In the Woods by David Elliot and illustrated by Rob Dunlavey
With a short poem dedicated to each animal, In the Woods explores the lives of a variety of forest creatures, from millipede to tanager to moose. As spring emerges, each animal prepares for the season in a different way. Some emerge from burrows, some search for food for their young, some swim in the newly melted river. Detailed back matter gives more information on each animal—very handy for adults reading to curious children.
Run Wild by David Covell
A pair of friends run through the woods, squishing in mud, racing rabbits, exploring the dark, cool places and the sunny, hot places, too.

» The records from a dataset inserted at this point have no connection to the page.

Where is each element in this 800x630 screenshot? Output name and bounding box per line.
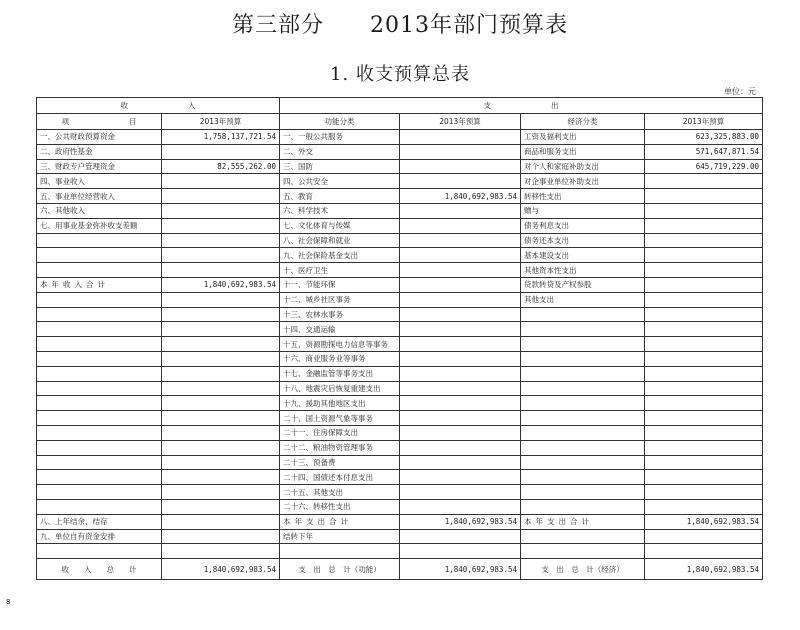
econ-amount-cell [645, 218, 763, 233]
income-item-cell: 八、上年结余、结存 [37, 514, 162, 529]
econ-item-cell: 商品和服务支出 [521, 144, 645, 159]
income-item-cell [37, 425, 162, 440]
econ-amount-cell: 571,647,871.54 [645, 144, 763, 159]
table-row [37, 514, 763, 529]
income-amount-cell [162, 203, 280, 218]
income-item-cell [37, 396, 162, 411]
func-item-cell: 六、科学技术 [280, 203, 400, 218]
econ-amount-cell [645, 292, 763, 307]
table-row [37, 189, 763, 204]
func-amount-cell [400, 499, 521, 514]
func-item-cell: 二十三、预备费 [280, 455, 400, 470]
func-amount-cell [400, 396, 521, 411]
table-row [37, 263, 763, 278]
table-row [37, 455, 763, 470]
income-item-cell: 四、事业收入 [37, 174, 162, 189]
func-item-cell: 三、国防 [280, 159, 400, 174]
table-row [37, 425, 763, 440]
econ-amount-cell [645, 263, 763, 278]
econ-item-cell [521, 499, 645, 514]
econ-item-cell [521, 337, 645, 352]
econ-item-cell [521, 440, 645, 455]
econ-amount-cell [645, 411, 763, 426]
expense-header: 支 出 [280, 98, 763, 114]
table-row [37, 233, 763, 248]
func-item-cell: 五、教育 [280, 189, 400, 204]
table-row [37, 159, 763, 174]
func-amount-cell [400, 529, 521, 544]
econ-amount-cell: 1,840,692,983.54 [645, 514, 763, 529]
table-row [37, 396, 763, 411]
func-item-cell: 二十五、其他支出 [280, 485, 400, 500]
income-item-cell [37, 322, 162, 337]
income-amount-cell [162, 425, 280, 440]
econ-item-cell [521, 366, 645, 381]
func-amount-cell [400, 218, 521, 233]
func-item-cell: 十四、交通运输 [280, 322, 400, 337]
income-amount-cell [162, 529, 280, 544]
func-amount-cell [400, 159, 521, 174]
econ-amount-cell [645, 189, 763, 204]
econ-item-cell: 对个人和家庭补助支出 [521, 159, 645, 174]
func-item-cell: 十五、资源勘探电力信息等事务 [280, 337, 400, 352]
econ-amount-cell [645, 544, 763, 559]
func-item-cell: 十七、金融监管等事务支出 [280, 366, 400, 381]
page-number: 8 [6, 598, 11, 606]
econ-total-label: 支 出 总 计（经济） [521, 559, 645, 580]
econ-item-cell: 赠与 [521, 203, 645, 218]
table-row [37, 248, 763, 263]
table-row [37, 144, 763, 159]
econ-amount-cell [645, 337, 763, 352]
econ-amount-cell: 645,719,229.00 [645, 159, 763, 174]
income-item-cell [37, 248, 162, 263]
table-row [37, 381, 763, 396]
func-item-cell: 二十二、粮油物资管理事务 [280, 440, 400, 455]
economic-header: 经济分类 [521, 114, 645, 130]
func-amount-cell [400, 455, 521, 470]
table-row [37, 337, 763, 352]
income-amount-cell [162, 440, 280, 455]
income-item-cell: 六、其他收入 [37, 203, 162, 218]
func-item-cell: 十六、商业服务业等事务 [280, 351, 400, 366]
income-amount-cell [162, 263, 280, 278]
income-amount-cell [162, 544, 280, 559]
income-amount-cell [162, 174, 280, 189]
func-amount-cell: 1,840,692,983.54 [400, 189, 521, 204]
income-amount-cell [162, 248, 280, 263]
econ-item-cell [521, 455, 645, 470]
income-item-cell [37, 470, 162, 485]
income-item-cell [37, 292, 162, 307]
income-item-cell [37, 544, 162, 559]
table-row [37, 307, 763, 322]
econ-item-cell [521, 322, 645, 337]
econ-amount-cell [645, 425, 763, 440]
econ-item-cell [521, 485, 645, 500]
table-row [37, 277, 763, 292]
econ-item-cell [521, 425, 645, 440]
func-item-cell: 十二、城乡社区事务 [280, 292, 400, 307]
table-row [37, 218, 763, 233]
income-item-cell [37, 440, 162, 455]
func-item-cell: 二十一、住房保障支出 [280, 425, 400, 440]
econ-item-cell [521, 544, 645, 559]
income-amount-cell [162, 411, 280, 426]
econ-item-cell [521, 381, 645, 396]
econ-amount-cell [645, 499, 763, 514]
income-amount-cell [162, 233, 280, 248]
func-amount-cell [400, 130, 521, 145]
income-budget-header: 2013年预算 [162, 114, 280, 130]
table-row [37, 470, 763, 485]
income-amount-cell [162, 381, 280, 396]
income-amount-cell [162, 514, 280, 529]
econ-item-cell [521, 396, 645, 411]
income-amount-cell [162, 499, 280, 514]
econ-total-amount: 1,840,692,983.54 [645, 559, 763, 580]
econ-amount-cell [645, 248, 763, 263]
income-amount-cell: 1,758,137,721.54 [162, 130, 280, 145]
income-amount-cell [162, 218, 280, 233]
func-item-cell: 二、外交 [280, 144, 400, 159]
econ-budget-header: 2013年预算 [645, 114, 763, 130]
unit-label: 单位：元 [724, 87, 756, 96]
econ-amount-cell [645, 485, 763, 500]
func-amount-cell [400, 263, 521, 278]
func-item-cell: 十九、援助其他地区支出 [280, 396, 400, 411]
func-item-cell: 一、一般公共服务 [280, 130, 400, 145]
header-row-sub [37, 114, 763, 130]
econ-item-cell [521, 307, 645, 322]
income-item-cell [37, 411, 162, 426]
table-row [37, 351, 763, 366]
income-amount-cell [162, 144, 280, 159]
econ-amount-cell [645, 203, 763, 218]
functional-header: 功能分类 [280, 114, 400, 130]
income-item-cell [37, 455, 162, 470]
func-amount-cell [400, 174, 521, 189]
func-amount-cell [400, 485, 521, 500]
table-row [37, 499, 763, 514]
func-item-cell: 十三、农林水事务 [280, 307, 400, 322]
func-item-cell: 二十、国土资源气象等事务 [280, 411, 400, 426]
func-item-cell: 本年支出合计 [280, 514, 400, 529]
econ-amount-cell [645, 307, 763, 322]
econ-amount-cell [645, 381, 763, 396]
func-amount-cell [400, 307, 521, 322]
income-amount-cell [162, 485, 280, 500]
func-amount-cell [400, 411, 521, 426]
econ-item-cell [521, 411, 645, 426]
func-amount-cell [400, 292, 521, 307]
table-row [37, 440, 763, 455]
table-row [37, 292, 763, 307]
func-amount-cell [400, 544, 521, 559]
func-amount-cell [400, 233, 521, 248]
func-amount-cell [400, 470, 521, 485]
func-amount-cell [400, 366, 521, 381]
income-item-cell: 二、政府性基金 [37, 144, 162, 159]
income-amount-cell [162, 322, 280, 337]
income-amount-cell [162, 366, 280, 381]
income-amount-cell [162, 337, 280, 352]
item-header: 项 目 [37, 114, 162, 130]
econ-item-cell: 债务利息支出 [521, 218, 645, 233]
func-amount-cell [400, 277, 521, 292]
func-amount-cell [400, 351, 521, 366]
econ-item-cell [521, 470, 645, 485]
econ-amount-cell: 623,325,883.00 [645, 130, 763, 145]
table-row [37, 411, 763, 426]
func-amount-cell [400, 425, 521, 440]
econ-item-cell [521, 351, 645, 366]
income-amount-cell [162, 307, 280, 322]
income-item-cell [37, 499, 162, 514]
econ-amount-cell [645, 529, 763, 544]
budget-table [36, 97, 763, 580]
econ-amount-cell [645, 396, 763, 411]
income-item-cell: 一、公共财政预算资金 [37, 130, 162, 145]
econ-item-cell: 对企事业单位补助支出 [521, 174, 645, 189]
econ-amount-cell [645, 351, 763, 366]
income-item-cell: 五、事业单位经营收入 [37, 189, 162, 204]
econ-item-cell: 本年支出合计 [521, 514, 645, 529]
table-row [37, 322, 763, 337]
func-amount-cell [400, 440, 521, 455]
func-item-cell: 七、文化体育与传媒 [280, 218, 400, 233]
income-item-cell [37, 366, 162, 381]
func-amount-cell [400, 144, 521, 159]
income-item-cell [37, 381, 162, 396]
econ-amount-cell [645, 455, 763, 470]
header-row-main [37, 98, 763, 114]
income-item-cell [37, 337, 162, 352]
income-header: 收 入 [37, 98, 280, 114]
income-item-cell [37, 233, 162, 248]
income-item-cell [37, 263, 162, 278]
econ-item-cell: 转移性支出 [521, 189, 645, 204]
income-item-cell: 三、财政专户管理资金 [37, 159, 162, 174]
econ-item-cell: 基本建设支出 [521, 248, 645, 263]
table-row [37, 529, 763, 544]
income-total-amount: 1,840,692,983.54 [162, 559, 280, 580]
econ-item-cell: 债务还本支出 [521, 233, 645, 248]
func-item-cell: 九、社会保险基金支出 [280, 248, 400, 263]
income-item-cell [37, 351, 162, 366]
func-amount-cell [400, 381, 521, 396]
income-amount-cell [162, 189, 280, 204]
func-amount-cell [400, 248, 521, 263]
income-amount-cell [162, 470, 280, 485]
econ-amount-cell [645, 277, 763, 292]
income-amount-cell [162, 455, 280, 470]
income-item-cell: 七、用事业基金弥补收支差额 [37, 218, 162, 233]
func-amount-cell [400, 322, 521, 337]
income-amount-cell [162, 396, 280, 411]
econ-amount-cell [645, 233, 763, 248]
econ-amount-cell [645, 174, 763, 189]
func-amount-cell [400, 203, 521, 218]
econ-item-cell: 其他支出 [521, 292, 645, 307]
grand-total-row [37, 559, 763, 580]
table-row [37, 174, 763, 189]
func-item-cell: 十八、地震灾后恢复重建支出 [280, 381, 400, 396]
table-row [37, 130, 763, 145]
func-item-cell: 十一、节能环保 [280, 277, 400, 292]
econ-item-cell: 贷款转贷及产权参股 [521, 277, 645, 292]
func-item-cell [280, 544, 400, 559]
econ-amount-cell [645, 470, 763, 485]
econ-item-cell: 其他资本性支出 [521, 263, 645, 278]
func-item-cell: 二十六、转移性支出 [280, 499, 400, 514]
func-item-cell: 四、公共安全 [280, 174, 400, 189]
table-title: 1. 收支预算总表 [330, 64, 470, 85]
func-amount-cell [400, 337, 521, 352]
income-item-cell: 本年收入合计 [37, 277, 162, 292]
func-item-cell: 十、医疗卫生 [280, 263, 400, 278]
econ-item-cell [521, 529, 645, 544]
income-amount-cell: 1,840,692,983.54 [162, 277, 280, 292]
econ-amount-cell [645, 322, 763, 337]
func-item-cell: 八、社会保障和就业 [280, 233, 400, 248]
page-title: 第三部分 2013年部门预算表 [232, 13, 568, 38]
income-item-cell [37, 307, 162, 322]
func-amount-cell: 1,840,692,983.54 [400, 514, 521, 529]
income-amount-cell [162, 292, 280, 307]
econ-item-cell: 工资及福利支出 [521, 130, 645, 145]
income-total-label: 收 入 总 计 [37, 559, 162, 580]
table-row [37, 366, 763, 381]
econ-amount-cell [645, 366, 763, 381]
func-total-label: 支 出 总 计（功能） [280, 559, 400, 580]
table-row [37, 544, 763, 559]
income-amount-cell: 82,555,262.00 [162, 159, 280, 174]
income-item-cell: 九、单位自有资金安排 [37, 529, 162, 544]
func-budget-header: 2013年预算 [400, 114, 521, 130]
table-row [37, 485, 763, 500]
table-row [37, 203, 763, 218]
func-item-cell: 二十四、国债还本付息支出 [280, 470, 400, 485]
econ-amount-cell [645, 440, 763, 455]
income-item-cell [37, 485, 162, 500]
func-item-cell: 结转下年 [280, 529, 400, 544]
income-amount-cell [162, 351, 280, 366]
func-total-amount: 1,840,692,983.54 [400, 559, 521, 580]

The wild abandonment and full sensory experience of these children will encourage all readers to get outside and explore.
The Secret Fawn by Kallie George and Elly MacKay
The youngest child in the house always misses seeing the deer that sometimes comes close to her house, so she sets out one morning to find it. Alert for any sound or movement that detect the deer’s presence, the little girl notices many simple wonders of nature: leaves gently floating down, a bird splashing in some water, a squirrel rustling in the branches. When she quietly sits to wait, she notices something low under the bushes, something no one else in her family has seen...
Step Gently Out by Helen Frost and Rick Lieder
Gorgeous full-color images invite curious readers to “step gently out” and observe the natural world around them, especially small, overlooked plants and animals. Close-up photographs emphasize the wondrous details we miss with our naked eye: fibers of a blade of grass and the individual hairs and antennae of the caterpillar resting there; tiny hairs on the legs of a damselfly; pollen coating a honeybee’s legs. Back matter at the end of Step Gently Out gives details of the insects on each page.
A Stone Sat Still by Brendan Wenzel
Lyrical verse describes the life of a large stone and how a variety of creatures experience it. When a bird cracks a nut on the stone, it is loud, but, when a snake uses the stone to rest, it is quiet. To a slug, the stone is rough, but, to a porcupine, it is smooth. To a moose, the stone is tiny, but, to an insect, the stone is enormous. The stone looks different in fall, when it is covered with leaves, and in winter, when it is covered in snow. A Stone Sat Still is an interesting way to think about the variety of creatures who can inhabit and share one area, as well as the very different lives and experiences of the creatures themselves.
A Walk Through the Woods by Louise Greig and illustrated by Helen Musslewhite
A combination of poetic verse and beautiful artwork creates an enchanting reading experience. Gorgeous cut-out pages allow the reader to both peek ahead and back at the same time and reflect the experience of walking further into the woods, revealing the mysteries ahead, while the place where they started gets further and further away.